I'd have to tell Margaret the truth one day, I knew that. But there was time. Now that I was going home, there'd be lots and lots of time for everything.
“I spoke to Grandma last night too,” I said to Ms. Bender and Miss Norman now. “She says to come home and we'll take it from there. She said she doesn't want me to be unhappy. She told me she realizes now that it's too soon for me to be away from her—to be away from home.” I swallowed, staring at my fingernails. “Grandma thought Blue Hill was going to be the best thing for me. I used to think my grandma knew everything about what's good and not so good for me. But I think I made her see that I know what's right for me sometimes. Home is. Home's where I should be for now. I mean, there's going to be plenty of time for me to go away. There's college. There's my whole life.”
“Then it's settled,” Ms. Bender said, rising. “I'll pick you up and get you to the noon train.”
I looked up then, feeling relief snatch me up and gently set me down again. This hadn't been so hard after all. It was only the beginning of leaving, but still, I had done it. Almost by myself. And Margaret had been there for me too. Just like she always had.
“I really hate to lose you, Maizon.”
Miss Norman rose and patted my shoulder. “I saw you as a point guard ... starting.”
I smiled and wiped my eyes.
“I guess I should say thank you now,” I said. “To both of you.”
I rose and hugged them both. Miss Norman held me away from her and looked at me a moment. Then she smiled and winked.
“You're going to be fine, Maizon,” she promised. “Just fine.”
They left and I went back to my desk, leaned on my elbows and stared out the window. I felt like a heavy weight had been lifted off my chest and now I could stumble and float to the next place in my life.
Marie, Charli, and Sheila were walking toward the main hall, arm-in-arm-in-arm as they slip-slided across the now-icy field, wearing thick Blue Hill jackets.
I stared at them. I would miss Charli the most, with her dark shades and easy way. I wondered if Sheila would really go to Spelman and if Marie would change her mind about Ivy League. I wondered if Sandy would forget me or if the girls in my English class would forget Pecola or remember me when they thought of her the way I remembered Margaret's father when I tried to think of my own. I wondered what would happen to Pauli—if she would one day wake up and find herself lost.
“You must have lived another life a long, long time ago,” Ms. Dell said to me once. “You're older than your years.”
Sitting there, I thought about Ms. Dell's words, and for the first time, they rang true to me. Maybe my gift was that I had lived somewhere a long time before this. Maybe that's where my knowledge came from. Maybe my knowing was my gift the way Ms. Dell's clairvoyance was hers.
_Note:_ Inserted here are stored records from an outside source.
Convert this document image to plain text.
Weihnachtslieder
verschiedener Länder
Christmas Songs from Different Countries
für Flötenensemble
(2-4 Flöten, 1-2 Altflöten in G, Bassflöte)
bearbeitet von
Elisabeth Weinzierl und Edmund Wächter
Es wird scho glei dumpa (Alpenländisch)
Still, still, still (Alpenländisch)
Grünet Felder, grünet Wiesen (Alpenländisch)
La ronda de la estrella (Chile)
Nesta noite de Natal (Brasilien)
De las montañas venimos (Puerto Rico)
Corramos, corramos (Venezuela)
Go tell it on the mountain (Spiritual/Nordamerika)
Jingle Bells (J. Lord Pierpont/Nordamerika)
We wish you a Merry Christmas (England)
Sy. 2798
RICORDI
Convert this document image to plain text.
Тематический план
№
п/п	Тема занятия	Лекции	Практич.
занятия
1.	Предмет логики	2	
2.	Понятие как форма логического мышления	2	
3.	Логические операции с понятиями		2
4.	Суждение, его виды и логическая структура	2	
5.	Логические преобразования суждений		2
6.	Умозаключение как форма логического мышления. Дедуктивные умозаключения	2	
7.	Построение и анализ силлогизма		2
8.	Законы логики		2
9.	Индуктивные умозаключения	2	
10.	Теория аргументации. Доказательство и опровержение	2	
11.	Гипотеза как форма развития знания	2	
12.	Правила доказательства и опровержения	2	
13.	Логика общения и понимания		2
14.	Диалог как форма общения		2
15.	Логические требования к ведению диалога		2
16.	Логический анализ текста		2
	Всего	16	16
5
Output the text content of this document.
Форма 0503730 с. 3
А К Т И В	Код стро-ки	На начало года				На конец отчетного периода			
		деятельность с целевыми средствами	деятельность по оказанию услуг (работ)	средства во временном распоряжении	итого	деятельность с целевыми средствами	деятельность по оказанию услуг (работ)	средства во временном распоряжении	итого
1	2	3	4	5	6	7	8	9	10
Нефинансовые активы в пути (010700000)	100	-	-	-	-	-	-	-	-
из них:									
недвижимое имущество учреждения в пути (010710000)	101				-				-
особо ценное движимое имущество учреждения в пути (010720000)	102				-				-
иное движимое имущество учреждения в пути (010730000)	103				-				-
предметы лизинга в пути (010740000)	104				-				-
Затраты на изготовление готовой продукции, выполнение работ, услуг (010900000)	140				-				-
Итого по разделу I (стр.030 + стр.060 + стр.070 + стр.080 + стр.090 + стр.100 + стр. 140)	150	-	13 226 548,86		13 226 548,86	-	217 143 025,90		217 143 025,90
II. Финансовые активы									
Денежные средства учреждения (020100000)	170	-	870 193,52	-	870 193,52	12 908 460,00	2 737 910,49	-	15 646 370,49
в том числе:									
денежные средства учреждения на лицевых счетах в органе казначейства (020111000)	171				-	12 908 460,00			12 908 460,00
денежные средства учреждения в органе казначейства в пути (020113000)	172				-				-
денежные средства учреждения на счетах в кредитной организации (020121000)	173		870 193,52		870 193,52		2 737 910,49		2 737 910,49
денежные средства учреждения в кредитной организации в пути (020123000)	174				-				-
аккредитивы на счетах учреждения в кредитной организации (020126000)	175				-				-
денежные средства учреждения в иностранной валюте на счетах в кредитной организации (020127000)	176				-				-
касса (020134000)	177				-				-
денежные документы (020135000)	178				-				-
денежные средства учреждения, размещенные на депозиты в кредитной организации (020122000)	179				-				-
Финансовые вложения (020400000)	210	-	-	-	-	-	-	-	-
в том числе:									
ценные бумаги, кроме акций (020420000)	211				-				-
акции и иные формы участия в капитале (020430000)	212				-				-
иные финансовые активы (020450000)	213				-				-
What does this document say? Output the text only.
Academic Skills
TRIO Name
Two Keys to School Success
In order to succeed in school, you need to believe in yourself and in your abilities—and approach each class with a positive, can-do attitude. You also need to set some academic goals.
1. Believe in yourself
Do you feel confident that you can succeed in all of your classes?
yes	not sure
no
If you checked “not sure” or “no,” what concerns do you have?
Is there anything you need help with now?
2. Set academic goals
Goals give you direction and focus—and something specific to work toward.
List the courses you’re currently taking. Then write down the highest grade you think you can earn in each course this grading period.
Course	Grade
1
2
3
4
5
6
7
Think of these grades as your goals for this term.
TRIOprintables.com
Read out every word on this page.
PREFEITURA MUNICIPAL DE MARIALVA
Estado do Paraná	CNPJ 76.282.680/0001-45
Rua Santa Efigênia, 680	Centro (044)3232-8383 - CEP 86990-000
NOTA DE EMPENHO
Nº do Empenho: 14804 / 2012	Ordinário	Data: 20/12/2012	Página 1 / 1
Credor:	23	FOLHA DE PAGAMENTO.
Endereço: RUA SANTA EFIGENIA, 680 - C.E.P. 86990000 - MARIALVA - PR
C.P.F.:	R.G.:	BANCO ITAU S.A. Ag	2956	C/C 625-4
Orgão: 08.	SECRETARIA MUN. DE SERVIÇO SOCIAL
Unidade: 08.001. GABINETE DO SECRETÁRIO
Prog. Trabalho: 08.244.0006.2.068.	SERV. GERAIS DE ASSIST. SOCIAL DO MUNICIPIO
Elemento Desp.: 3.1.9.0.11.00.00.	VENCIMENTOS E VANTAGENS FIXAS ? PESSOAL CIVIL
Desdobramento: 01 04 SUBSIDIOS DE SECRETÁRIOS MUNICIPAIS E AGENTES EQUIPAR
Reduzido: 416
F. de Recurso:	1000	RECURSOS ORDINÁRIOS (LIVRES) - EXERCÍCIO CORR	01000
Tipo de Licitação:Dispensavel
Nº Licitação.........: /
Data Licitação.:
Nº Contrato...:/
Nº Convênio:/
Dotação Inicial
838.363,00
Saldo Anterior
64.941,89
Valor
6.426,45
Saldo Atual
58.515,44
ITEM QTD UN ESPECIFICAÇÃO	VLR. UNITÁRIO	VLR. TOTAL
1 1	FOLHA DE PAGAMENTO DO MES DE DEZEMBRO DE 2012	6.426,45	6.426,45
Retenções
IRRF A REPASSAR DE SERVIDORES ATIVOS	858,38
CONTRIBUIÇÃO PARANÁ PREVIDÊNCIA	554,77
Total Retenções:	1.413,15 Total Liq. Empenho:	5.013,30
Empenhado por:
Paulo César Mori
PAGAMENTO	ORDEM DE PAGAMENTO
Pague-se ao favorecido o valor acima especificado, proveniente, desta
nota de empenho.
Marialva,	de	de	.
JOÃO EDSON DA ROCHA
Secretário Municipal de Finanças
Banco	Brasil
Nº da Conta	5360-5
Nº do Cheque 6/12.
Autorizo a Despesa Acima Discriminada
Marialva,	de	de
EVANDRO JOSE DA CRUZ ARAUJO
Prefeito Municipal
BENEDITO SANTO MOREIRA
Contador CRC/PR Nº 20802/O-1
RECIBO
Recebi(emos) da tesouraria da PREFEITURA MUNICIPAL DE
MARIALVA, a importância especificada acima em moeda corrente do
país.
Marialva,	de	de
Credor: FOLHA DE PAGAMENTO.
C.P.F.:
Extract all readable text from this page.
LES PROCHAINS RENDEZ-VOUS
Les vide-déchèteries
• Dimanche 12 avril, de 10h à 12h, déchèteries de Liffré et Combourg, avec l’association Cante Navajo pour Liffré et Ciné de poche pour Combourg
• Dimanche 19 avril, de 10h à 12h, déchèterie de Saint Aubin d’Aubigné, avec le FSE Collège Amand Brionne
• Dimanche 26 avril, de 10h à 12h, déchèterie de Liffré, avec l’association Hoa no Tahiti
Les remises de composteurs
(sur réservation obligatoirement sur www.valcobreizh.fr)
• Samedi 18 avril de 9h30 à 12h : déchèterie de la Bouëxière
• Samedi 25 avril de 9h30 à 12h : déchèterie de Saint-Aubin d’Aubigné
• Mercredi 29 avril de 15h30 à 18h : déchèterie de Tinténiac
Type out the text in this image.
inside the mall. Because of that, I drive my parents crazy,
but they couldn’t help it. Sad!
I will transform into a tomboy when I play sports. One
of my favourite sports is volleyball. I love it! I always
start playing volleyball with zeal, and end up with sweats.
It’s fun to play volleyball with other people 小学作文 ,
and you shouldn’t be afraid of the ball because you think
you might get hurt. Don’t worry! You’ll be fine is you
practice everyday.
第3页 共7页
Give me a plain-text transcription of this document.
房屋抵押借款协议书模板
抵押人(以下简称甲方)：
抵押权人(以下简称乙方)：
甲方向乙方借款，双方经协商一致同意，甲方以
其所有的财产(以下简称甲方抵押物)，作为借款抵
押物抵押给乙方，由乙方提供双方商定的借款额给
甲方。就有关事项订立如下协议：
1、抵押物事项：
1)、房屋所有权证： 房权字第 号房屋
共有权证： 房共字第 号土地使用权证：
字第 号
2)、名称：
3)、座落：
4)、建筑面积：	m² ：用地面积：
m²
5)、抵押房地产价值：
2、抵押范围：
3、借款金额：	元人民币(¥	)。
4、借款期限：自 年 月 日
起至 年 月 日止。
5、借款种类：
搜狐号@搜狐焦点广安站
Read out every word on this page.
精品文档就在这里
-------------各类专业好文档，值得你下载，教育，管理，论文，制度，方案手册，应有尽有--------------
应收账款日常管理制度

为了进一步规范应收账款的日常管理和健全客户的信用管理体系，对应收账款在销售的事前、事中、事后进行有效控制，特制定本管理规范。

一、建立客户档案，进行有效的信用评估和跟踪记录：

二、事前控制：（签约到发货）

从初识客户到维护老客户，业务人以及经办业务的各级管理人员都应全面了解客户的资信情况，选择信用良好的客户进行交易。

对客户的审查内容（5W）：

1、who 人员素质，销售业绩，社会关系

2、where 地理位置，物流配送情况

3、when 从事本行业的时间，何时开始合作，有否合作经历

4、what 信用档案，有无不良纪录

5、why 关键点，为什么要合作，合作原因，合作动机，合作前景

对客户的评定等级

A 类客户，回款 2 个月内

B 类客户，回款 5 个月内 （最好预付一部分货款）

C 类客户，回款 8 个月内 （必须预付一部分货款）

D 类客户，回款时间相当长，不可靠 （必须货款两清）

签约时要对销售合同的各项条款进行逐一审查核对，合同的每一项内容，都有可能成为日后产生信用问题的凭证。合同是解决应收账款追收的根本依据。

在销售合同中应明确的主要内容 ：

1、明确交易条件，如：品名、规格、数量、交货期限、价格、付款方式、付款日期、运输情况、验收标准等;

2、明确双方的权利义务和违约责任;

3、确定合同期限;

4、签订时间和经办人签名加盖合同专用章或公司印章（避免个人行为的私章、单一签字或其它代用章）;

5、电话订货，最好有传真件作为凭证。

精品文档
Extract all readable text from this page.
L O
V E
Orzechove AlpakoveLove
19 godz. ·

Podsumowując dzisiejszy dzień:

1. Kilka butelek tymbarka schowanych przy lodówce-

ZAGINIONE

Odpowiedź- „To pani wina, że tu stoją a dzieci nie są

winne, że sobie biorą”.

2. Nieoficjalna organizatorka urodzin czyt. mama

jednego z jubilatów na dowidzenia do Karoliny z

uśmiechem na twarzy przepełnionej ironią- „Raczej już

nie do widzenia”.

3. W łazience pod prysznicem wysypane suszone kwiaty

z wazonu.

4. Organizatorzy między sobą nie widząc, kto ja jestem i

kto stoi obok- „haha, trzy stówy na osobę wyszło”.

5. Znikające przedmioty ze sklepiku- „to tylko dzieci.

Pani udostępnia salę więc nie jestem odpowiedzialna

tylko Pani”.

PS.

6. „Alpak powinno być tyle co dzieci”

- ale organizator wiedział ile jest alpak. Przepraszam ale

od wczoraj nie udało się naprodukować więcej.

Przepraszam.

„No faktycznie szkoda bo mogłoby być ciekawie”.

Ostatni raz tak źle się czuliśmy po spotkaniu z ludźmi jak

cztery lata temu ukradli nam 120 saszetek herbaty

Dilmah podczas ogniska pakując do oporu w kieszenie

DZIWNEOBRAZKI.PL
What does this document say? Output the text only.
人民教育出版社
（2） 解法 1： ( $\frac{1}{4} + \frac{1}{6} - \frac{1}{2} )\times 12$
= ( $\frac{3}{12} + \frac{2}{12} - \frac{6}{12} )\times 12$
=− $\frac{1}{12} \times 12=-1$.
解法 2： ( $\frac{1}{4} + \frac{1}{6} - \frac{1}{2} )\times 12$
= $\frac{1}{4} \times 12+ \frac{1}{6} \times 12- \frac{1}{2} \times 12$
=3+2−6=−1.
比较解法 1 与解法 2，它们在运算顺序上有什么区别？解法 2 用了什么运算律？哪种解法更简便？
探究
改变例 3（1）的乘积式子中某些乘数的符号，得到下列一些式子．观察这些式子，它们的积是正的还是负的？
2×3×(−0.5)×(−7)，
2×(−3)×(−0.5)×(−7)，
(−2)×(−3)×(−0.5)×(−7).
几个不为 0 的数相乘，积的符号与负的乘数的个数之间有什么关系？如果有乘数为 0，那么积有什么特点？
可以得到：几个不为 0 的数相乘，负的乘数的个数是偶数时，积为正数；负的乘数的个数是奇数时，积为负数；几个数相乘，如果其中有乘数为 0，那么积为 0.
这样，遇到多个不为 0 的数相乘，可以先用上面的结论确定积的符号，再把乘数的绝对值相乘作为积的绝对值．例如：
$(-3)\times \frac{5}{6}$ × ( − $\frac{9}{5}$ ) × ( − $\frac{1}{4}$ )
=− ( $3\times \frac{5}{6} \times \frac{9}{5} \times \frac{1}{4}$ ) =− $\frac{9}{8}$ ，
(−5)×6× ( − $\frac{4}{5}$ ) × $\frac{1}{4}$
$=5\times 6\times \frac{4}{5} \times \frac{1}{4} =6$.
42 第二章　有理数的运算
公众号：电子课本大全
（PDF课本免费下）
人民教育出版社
I watched the groups of girls walk across the field, bundled up against the cold and the darkening, clouded-over sky. A sadness came over me suddenly. Did I still belong to Madison Street, to Margaret's stoop and Ms. Dell and Hattie's singing?
When I got home, I'd tell them all about Blue Hill and the leaves turning from green to red and gold. I'd tell them about the rhododendrons, about Charli with her gossip and shades, about how boy-crazy the girls here are. Then maybe I'd tell them about that day at the debate club meeting, about Ms. Bender's husband, about the short walk I took with Pauli across the field. And we'd sit on Margaret's stoop watching it snow, waiting for the Thanksgiving turkey to finish cooking. Then, later on, we'd sit there again, waiting for Christmas, then New Year's to come.